A lot of this depends less on duplicacy, but on the rest of your setup. If you expect ~1% daily turnover, this means up to 300G of new data, with jpegs and pdfs not compressing much. How quickly can you push 300G to Backblaze? How quickly can your local filesystem scan 22mln files?

Also, with 30T of data you’re already at the higher end of common storage setups. More importantly, how many revisions are you planning to keep? With daily 300G increases, your storage will double in 3 months if you keep all revisions. At those sizes, your check and prune will be pretty slow with default chunk sizes, and your memory consumption will be high. Which hardware you’re running it on? In any case, you may want to take a look at my PR that significantly improves performance on such large datasets.

1 Like

Hi Sevimo, thx for your answer.

pdf and jpeg are only added to the server and almost never deleted.
I think size is less than 300GB /day. but we have more and more clients.
push to backblaze : i 'd say 2-5hours for 300GB
scanning all the files, that’s the main question. diplicacy must rescan everything each time?

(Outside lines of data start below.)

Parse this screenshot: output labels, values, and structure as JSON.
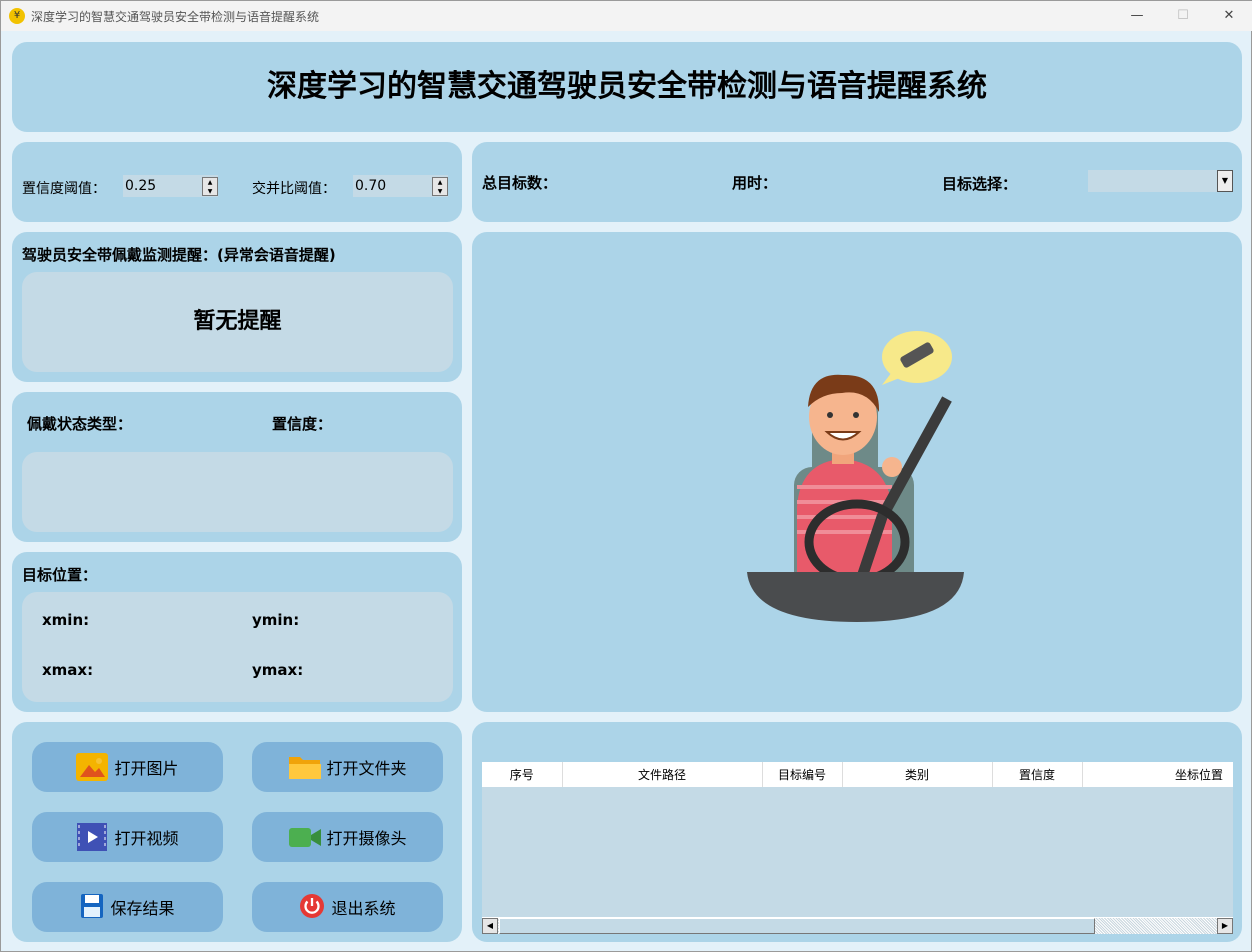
{
  "window": {
    "title": "深度学习的智慧交通驾驶员安全带检测与语音提醒系统",
    "minimize": "—",
    "maximize": "☐",
    "close": "✕"
  },
  "header": {
    "title": "深度学习的智慧交通驾驶员安全带检测与语音提醒系统"
  },
  "params": {
    "conf_label": "置信度阈值：",
    "conf_value": "0.25",
    "iou_label": "交并比阈值：",
    "iou_value": "0.70"
  },
  "stats": {
    "total_label": "总目标数：",
    "time_label": "用时：",
    "select_label": "目标选择：",
    "select_value": ""
  },
  "alert": {
    "title": "驾驶员安全带佩戴监测提醒：(异常会语音提醒)",
    "message": "暂无提醒"
  },
  "status": {
    "type_label": "佩戴状态类型：",
    "conf_label": "置信度："
  },
  "position": {
    "title": "目标位置：",
    "xmin": "xmin:",
    "ymin": "ymin:",
    "xmax": "xmax:",
    "ymax": "ymax:"
  },
  "buttons": {
    "open_image": "打开图片",
    "open_folder": "打开文件夹",
    "open_video": "打开视频",
    "open_camera": "打开摄像头",
    "save": "保存结果",
    "exit": "退出系统"
  },
  "table": {
    "columns": [
      "序号",
      "文件路径",
      "目标编号",
      "类别",
      "置信度",
      "坐标位置"
    ],
    "rows": []
  },
  "colors": {
    "panel": "#acd4e8",
    "inner": "#c4dae6",
    "button": "#7fb3d9"
  }
}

3 servers are rented on ovh, we use zfs raid 5 on 6 disk + glusterFS on top
CPU : AMD Ryzen 5 Pro 3600 - 6c/12t - 3,6 GHz/4,2 GHz
storage : HDD SATA
ram 64GB

Your upload to Backblaze would likely to be your bottleneck. Duplicacy needs to scan local filesystem on backup (otherwise it won’t know which files are new/deleted/changed), but I can scan 1mm+ files on HDD RAID in less than 1min, it’s not really a bottleneck. Duplicacy won’t rehash the files that are unchanged. Overall, backup in duplicacy is fast and efficient, you’re most likely going to be constrained by your upload.

Check and prune is another story though, these need to operate on the whole storage, and this will likely be slow. You can check some benchmarks in my thread on large datasets.